Rozpuszczoną i lekko przestudzoną żelatynę mieszamy zawsze z odrobiną odżywki albo maski - koniecznie zawierającej olejki, ponieważ akurat z tymi żelatyna bardzo się "lubi". W moim przypadku jest to maska z olejkiem kokosowym, kolagenem i keratyną od GlySkinCare - która nawet sama w sobie bardzo dobrze wpływa na kondycję mojej fryzury, nadaje jej niesamowity połysk i miękkość i wyraźnie nawilża nawet dość mocno przesuszone końcówki. W połączeniu z żelatyną natomiast tworzy na powierzchni włosów faktycznie coś w rodzaju "laminatu" - bardzo widocznie je wygładzając i zmniejszając ich porowatość.

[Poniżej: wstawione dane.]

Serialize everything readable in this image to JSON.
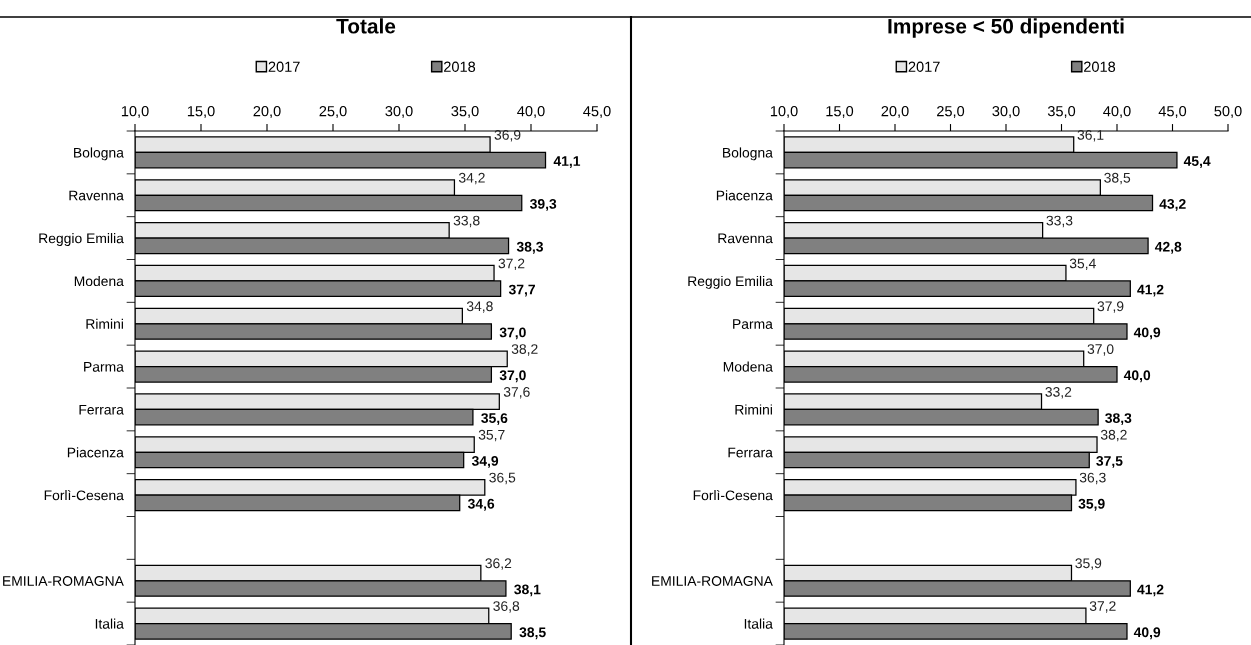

ELEGANCKA (I WYGODNA) SYLWESTROWA KREACJA

Z kilkoma moimi wcześniejszymi kreacjami sylwestrowymi wiążą się naprawdę dantejskie sceny i iście traumatyczne przeżycia ;) Dlatego na ten moment z całą pewnością nie zdecydowałabym się na niesamowicie rozłożyste suknie na ogromnym drucianym kole - ani też na bardzo krótkie i obcisłe "bandażowe" kiecki, które mają tendencję do podwijania się lub pękania na szwach akurat w najmniej stosownym ku temu momencie ;) W sukience sylwestrowej mam nie tylko dobrze wyglądać - ale przede wszystkim czuć się w 100% pewnie i komfortowo.

 

W tym roku poszłam zdecydowanie w klasykę - i wybrałam delikatną ołówkową midi ze zwiewną, asymetryczną falbaną przy dekolcie. Opadający luźno materiał można potraktować też jako imitację rękawów - tak jak robi to modelka na podlinkowanej przeze mnie stronie - jednak ja wolę mieć ramiona i ręce w całości odkryte, bo w ten sposób czuję się zdecydowanie swobodniej w szalonych pląsach po parkiecie ;)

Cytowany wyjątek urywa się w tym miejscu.